His initial evaluations demonstrated no structural or anatomic explanation for PPHN, as well as no classic etiologies. Therapeutic management consisting of mechanical ventilation and pulmonary vasodilators did not lead to clinical amelioration. The additional findings of dysmorphic features of face and limbs prompted a genetic workup that showed a deletion on chromosome 7 (7p15.3p21.3). Two genes in this region were brought to our attention: TWIST1 and PHF14. To the best of our knowledge neither of these genes has previously been reported to cause severe pulmonary hypertension. Similar skeletal malformations and dysmorphic features have, however, been described in other case studies encompassing the same deletion [12‐14]. Most of these findings are probably caused by haploinsufficiency of TWIST1 on 7p21.1 (SCS). In our patient both the therapy-refractory PPHN and autopsy results, showing increased musculature and fibrosis of the pulmonary vessel, point to an involvement of PHF14. Deletion of this gene has been found to cause lethal respiratory failure in mice, with histopathological examinations showing severe hypertrophy of the alveolar wall and lung fibrosis [6, 8]. PHF14 is a regulator of mesenchymal growth via regulation of the PDGFRα [6]. Decreased activity of PHF14 leads to increased expression of PDGFRα, leading to increased proliferation of mesenchymal cells, including fibroblasts, and increased proliferation of smooth muscle cells in the alveoli and the pulmonary arterioles [7]. These processes could explain the findings in our patient. Why there does not appear to be an involvement of PHF14 in the other cases containing the same deletion remains unknown.

The comparable heterozygote mice in Huang and colleagues’ publication had a much milder phenotype, leading to speculations of involvement of epigenetic factors as explanation of the severe phenotype in our patient [8, 15]. The findings of increased extramedullary hematopoiesis could be explained by increased fibrosis in the medulla, caused by a deletion of PHF14. The medulla was, however, not examined and this therefore remains a subject of speculation. As for the state of hypercoagulopathy, we have no good explanation other than the generally poor condition of the patient. Regarding other genes in the region of this deletion, none of these are likely candidates to explain the phenotype and clinical presentation in our patient.

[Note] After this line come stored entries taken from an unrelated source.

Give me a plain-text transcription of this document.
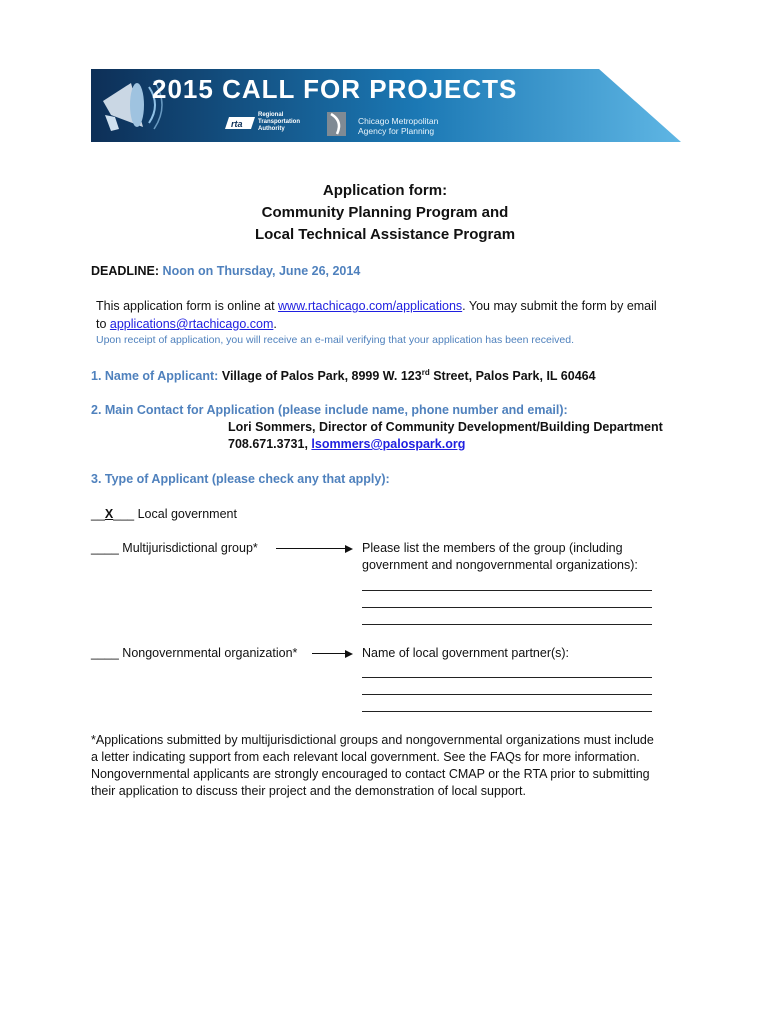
rta
2015 CALL FOR PROJECTS
Regional
Transportation
Authority
Chicago Metropolitan
Agency for Planning
Application form:
Community Planning Program and
Local Technical Assistance Program
DEADLINE: Noon on Thursday, June 26, 2014
This application form is online at www.rtachicago.com/applications. You may submit the form by email
to applications@rtachicago.com.
Upon receipt of application, you will receive an e-mail verifying that your application has been received.
1. Name of Applicant: Village of Palos Park, 8999 W. 123rd Street, Palos Park, IL 60464
2. Main Contact for Application (please include name, phone number and email):
Lori Sommers, Director of Community Development/Building Department
708.671.3731, lsommers@palospark.org
3. Type of Applicant (please check any that apply):
__X___ Local government
____ Multijurisdictional group*	Please list the members of the group (including
government and nongovernmental organizations):
____ Nongovernmental organization*	Name of local government partner(s):
*Applications submitted by multijurisdictional groups and nongovernmental organizations must include
a letter indicating support from each relevant local government. See the FAQs for more information.
Nongovernmental applicants are strongly encouraged to contact CMAP or the RTA prior to submitting
their application to discuss their project and the demonstration of local support.
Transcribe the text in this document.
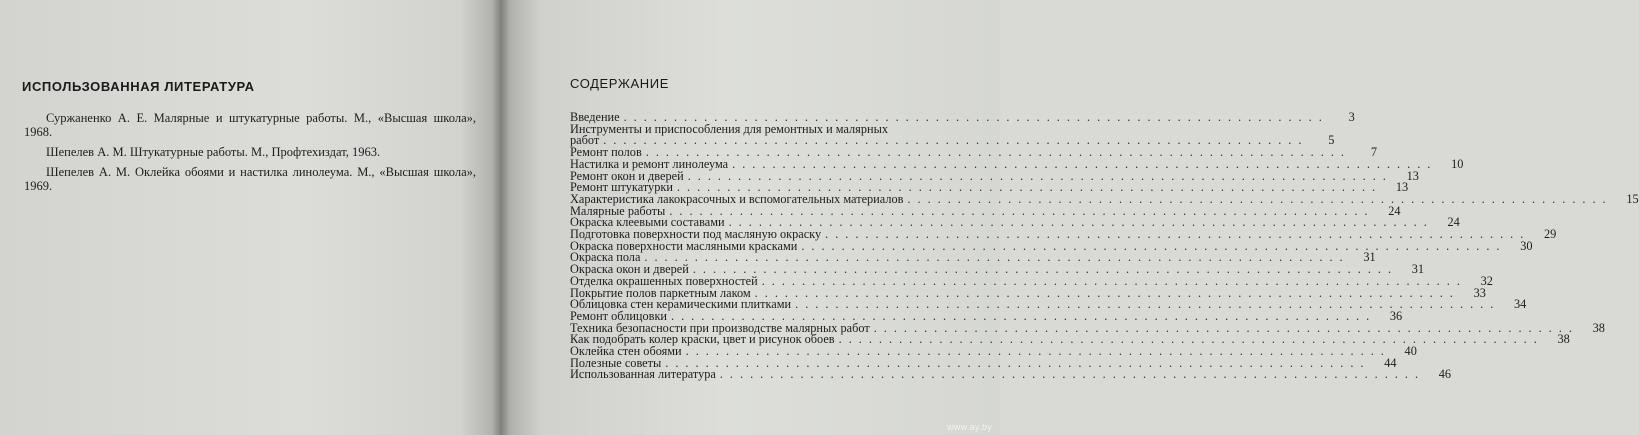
ИСПОЛЬЗОВАННАЯ ЛИТЕРАТУРА
Суржаненко А. Е. Малярные и штукатурные работы. М., «Высшая школа», 1968.
Шепелев А. М. Штукатурные работы. М., Профтехиздат, 1963.
Шепелев А. М. Оклейка обоями и настилка линолеума. М., «Высшая школа», 1969.
СОДЕРЖАНИЕ
Введение .....	3
Инструменты и приспособления для ремонтных и малярных
работ .....	5
Ремонт полов .....	7
Настилка и ремонт линолеума .....	10
Ремонт окон и дверей .....	13
Ремонт штукатурки .....	13
Характеристика лакокрасочных и вспомогательных материалов .....	15
Малярные работы .....	24
Окраска клеевыми составами .....	24
Подготовка поверхности под масляную окраску .....	29
Окраска поверхности масляными красками .....	30
Окраска пола .....	31
Окраска окон и дверей .....	31
Отделка окрашенных поверхностей .....	32
Покрытие полов паркетным лаком .....	33
Облицовка стен керамическими плитками .....	34
Ремонт облицовки .....	36
Техника безопасности при производстве малярных работ .....	38
Как подобрать колер краски, цвет и рисунок обоев .....	38
Оклейка стен обоями .....	40
Полезные советы .....	44
Использованная литература .....	46
www.ay.by
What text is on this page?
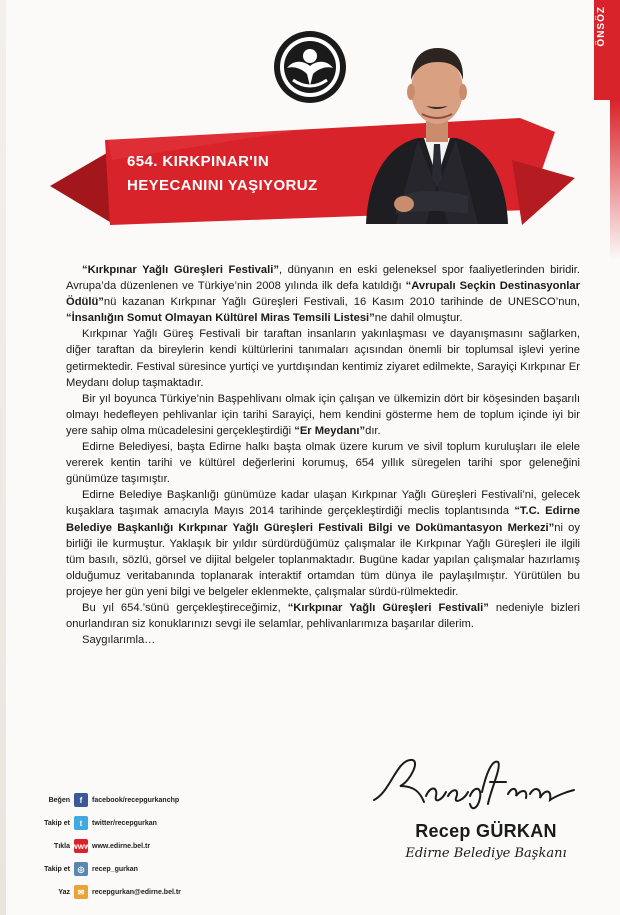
ÖNSÖZ
654. KIRKPINAR'IN
HEYECANINI YAŞIYORUZ

“Kırkpınar Yağlı Güreşleri Festivali”, dünyanın en eski geleneksel spor faaliyetlerinden biridir. Avrupa’da düzenlenen ve Türkiye’nin 2008 yılında ilk defa katıldığı “Avrupalı Seçkin Destinasyonlar Ödülü”nü kazanan Kırkpınar Yağlı Güreşleri Festivali, 16 Kasım 2010 tarihinde de UNESCO’nun, “İnsanlığın Somut Olmayan Kültürel Miras Temsili Listesi”ne dahil olmuştur.

Kırkpınar Yağlı Güreş Festivali bir taraftan insanların yakınlaşması ve dayanışmasını sağlarken, diğer taraftan da bireylerin kendi kültürlerini tanımaları açısından önemli bir toplumsal işlevi yerine getirmektedir. Festival süresince yurtiçi ve yurtdışından kentimiz ziyaret edilmekte, Sarayiçi Kırkpınar Er Meydanı dolup taşmaktadır.

Bir yıl boyunca Türkiye’nin Başpehlivanı olmak için çalışan ve ülkemizin dört bir köşesinden başarılı olmayı hedefleyen pehlivanlar için tarihi Sarayiçi, hem kendini gösterme hem de toplum içinde iyi bir yere sahip olma mücadelesini gerçekleştirdiği “Er Meydanı”dır.

Edirne Belediyesi, başta Edirne halkı başta olmak üzere kurum ve sivil toplum kuruluşları ile elele vererek kentin tarihi ve kültürel değerlerini korumuş, 654 yıllık süregelen tarihi spor geleneğini günümüze taşımıştır.

Edirne Belediye Başkanlığı günümüze kadar ulaşan Kırkpınar Yağlı Güreşleri Festivali’ni, gelecek kuşaklara taşımak amacıyla Mayıs 2014 tarihinde gerçekleştirdiği meclis toplantısında “T.C. Edirne Belediye Başkanlığı Kırkpınar Yağlı Güreşleri Festivali Bilgi ve Dokümantasyon Merkezi”ni oy birliği ile kurmuştur. Yaklaşık bir yıldır sürdürdüğümüz çalışmalar ile Kırkpınar Yağlı Güreşleri ile ilgili tüm basılı, sözlü, görsel ve dijital belgeler toplanmaktadır. Bugüne kadar yapılan çalışmalar hazırlamış olduğumuz veritabanında toplanarak interaktif ortamdan tüm dünya ile paylaşılmıştır. Yürütülen bu projeye her gün yeni bilgi ve belgeler eklenmekte, çalışmalar sürdü-rülmektedir.

Bu yıl 654.’sünü gerçekleştireceğimiz, “Kırkpınar Yağlı Güreşleri Festivali” nedeniyle bizleri onurlandıran siz konuklarınızı sevgi ile selamlar, pehlivanlarımıza başarılar dilerim.

Saygılarımla…

Beğen	f	facebook/recepgurkanchp
Takip et	t	twitter/recepgurkan
Tıkla www www.edirne.bel.tr
Takip et ◎	recep_gurkan
Yaz ✉	recepgurkan@edirne.bel.tr
Recep GÜRKAN
Edirne Belediye Başkanı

The outcome was considered to be poor due to neurological symptoms and therapy-refractory PPHN. It was therefore decided to redirect treatment.

Standard evaluation can sometimes fail to detect the cause of PPHN. In cases where extensive treatment of persistent pulmonary hypertension fails to ensure clinical improvement, more extensive evaluations are warranted, such as a genetic workup. In particular, when persistent pulmonary hypertension is coupled with craniosynostosis and dysmorphic features, involvement of TWIST1 and PHF14 should be considered. This is, to the best of our knowledge, the first case report of involvement of PHF14 in a deletion in a neonate.